Well, all right, then. One day, after a few years passed, in some out-of-the-way place she’d landed in her wide travels across the island as an Irish mystic, Miss Horan came across a man—a prosperous man, a tall and strong man, a genuine Irishman, who saw through the bold-as-brass phoniness of her façade immediately. He stood observing her approach with his arms crossed, highly amused and delighted. As she got close to this fella, Miss Horan was astonished to be met with a penetrating assessment from eyes as bright as her own. For the first time ever in her life, she felt herself back-footed in regards to a man.
Well, I certainly don’t need to tell you what happened after that.’

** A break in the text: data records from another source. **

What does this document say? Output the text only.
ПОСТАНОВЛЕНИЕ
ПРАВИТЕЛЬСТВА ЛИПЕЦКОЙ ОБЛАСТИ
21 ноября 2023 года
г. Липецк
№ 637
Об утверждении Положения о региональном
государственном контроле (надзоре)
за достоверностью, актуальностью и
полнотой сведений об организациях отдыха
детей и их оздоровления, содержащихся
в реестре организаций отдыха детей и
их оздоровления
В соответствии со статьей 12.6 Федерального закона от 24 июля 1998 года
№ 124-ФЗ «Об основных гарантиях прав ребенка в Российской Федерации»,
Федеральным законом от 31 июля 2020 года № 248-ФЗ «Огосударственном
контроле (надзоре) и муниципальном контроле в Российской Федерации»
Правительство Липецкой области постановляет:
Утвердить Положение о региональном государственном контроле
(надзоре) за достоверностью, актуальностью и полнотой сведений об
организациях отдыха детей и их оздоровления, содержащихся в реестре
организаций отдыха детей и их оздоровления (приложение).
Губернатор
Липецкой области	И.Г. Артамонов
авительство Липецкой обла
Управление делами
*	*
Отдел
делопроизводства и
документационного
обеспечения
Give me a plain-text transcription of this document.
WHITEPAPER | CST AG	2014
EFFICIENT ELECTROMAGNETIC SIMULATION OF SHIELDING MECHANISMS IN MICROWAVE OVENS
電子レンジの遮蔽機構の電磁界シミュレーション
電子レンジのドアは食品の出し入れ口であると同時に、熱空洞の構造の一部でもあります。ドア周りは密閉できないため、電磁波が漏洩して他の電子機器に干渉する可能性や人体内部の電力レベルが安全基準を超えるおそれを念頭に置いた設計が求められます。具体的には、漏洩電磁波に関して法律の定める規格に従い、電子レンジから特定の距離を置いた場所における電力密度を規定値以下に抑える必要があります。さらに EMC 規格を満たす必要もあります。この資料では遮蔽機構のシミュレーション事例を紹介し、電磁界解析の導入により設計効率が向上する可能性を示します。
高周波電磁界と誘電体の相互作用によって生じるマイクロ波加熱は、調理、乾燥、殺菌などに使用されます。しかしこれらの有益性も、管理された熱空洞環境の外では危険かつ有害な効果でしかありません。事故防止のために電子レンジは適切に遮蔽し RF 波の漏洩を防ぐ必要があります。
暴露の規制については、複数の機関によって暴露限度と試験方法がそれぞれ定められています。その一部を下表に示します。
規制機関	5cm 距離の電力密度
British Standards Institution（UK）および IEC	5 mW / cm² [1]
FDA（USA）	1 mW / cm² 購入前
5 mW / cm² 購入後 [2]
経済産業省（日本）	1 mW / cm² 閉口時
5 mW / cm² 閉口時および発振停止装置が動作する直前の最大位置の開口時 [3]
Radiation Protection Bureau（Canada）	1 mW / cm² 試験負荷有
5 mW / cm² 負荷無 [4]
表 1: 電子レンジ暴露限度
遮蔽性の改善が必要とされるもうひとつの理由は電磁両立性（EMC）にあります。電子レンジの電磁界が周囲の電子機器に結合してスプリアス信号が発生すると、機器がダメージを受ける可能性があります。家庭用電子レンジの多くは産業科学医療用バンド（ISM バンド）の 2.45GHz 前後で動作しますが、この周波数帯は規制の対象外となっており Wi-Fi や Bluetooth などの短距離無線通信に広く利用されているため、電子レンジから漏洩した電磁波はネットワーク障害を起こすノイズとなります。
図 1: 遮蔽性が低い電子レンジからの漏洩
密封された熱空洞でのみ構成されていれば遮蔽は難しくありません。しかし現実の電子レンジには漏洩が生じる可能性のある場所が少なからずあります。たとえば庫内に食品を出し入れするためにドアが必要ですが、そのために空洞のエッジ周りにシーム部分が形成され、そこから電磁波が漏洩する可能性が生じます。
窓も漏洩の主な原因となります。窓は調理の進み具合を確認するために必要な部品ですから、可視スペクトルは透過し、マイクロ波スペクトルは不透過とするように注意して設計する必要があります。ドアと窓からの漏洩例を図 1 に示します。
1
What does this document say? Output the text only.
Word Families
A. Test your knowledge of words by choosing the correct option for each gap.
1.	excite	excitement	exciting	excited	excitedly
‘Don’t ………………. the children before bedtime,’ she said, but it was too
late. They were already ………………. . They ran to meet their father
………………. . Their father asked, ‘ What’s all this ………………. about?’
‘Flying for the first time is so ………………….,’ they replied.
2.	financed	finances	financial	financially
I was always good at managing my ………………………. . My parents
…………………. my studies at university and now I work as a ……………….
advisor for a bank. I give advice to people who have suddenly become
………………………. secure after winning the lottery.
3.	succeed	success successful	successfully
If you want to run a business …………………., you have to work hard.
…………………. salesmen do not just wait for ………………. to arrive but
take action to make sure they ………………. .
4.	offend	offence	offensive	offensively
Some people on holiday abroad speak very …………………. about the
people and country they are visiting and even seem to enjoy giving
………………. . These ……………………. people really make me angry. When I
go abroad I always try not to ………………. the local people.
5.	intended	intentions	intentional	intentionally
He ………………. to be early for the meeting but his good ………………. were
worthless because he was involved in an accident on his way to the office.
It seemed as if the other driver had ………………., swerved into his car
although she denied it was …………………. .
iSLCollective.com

Author’s Note: In 2024, I wrote a story called ‘The Stone Lifter,’ and I enjoyed the experience so much that it inspired in me a sort of creative explosion of similar stories, all interlinked, featuring the same locale, and framed by the same narrator. ‘Miss Horan and the Killing Spell’ was written fourth in that series, but I felt it stood on its own sufficiently to warrant separate publication. I recall with fondness the day I realized what the ending was going to be—it’s the sort of satisfying moment that keeps a writer going.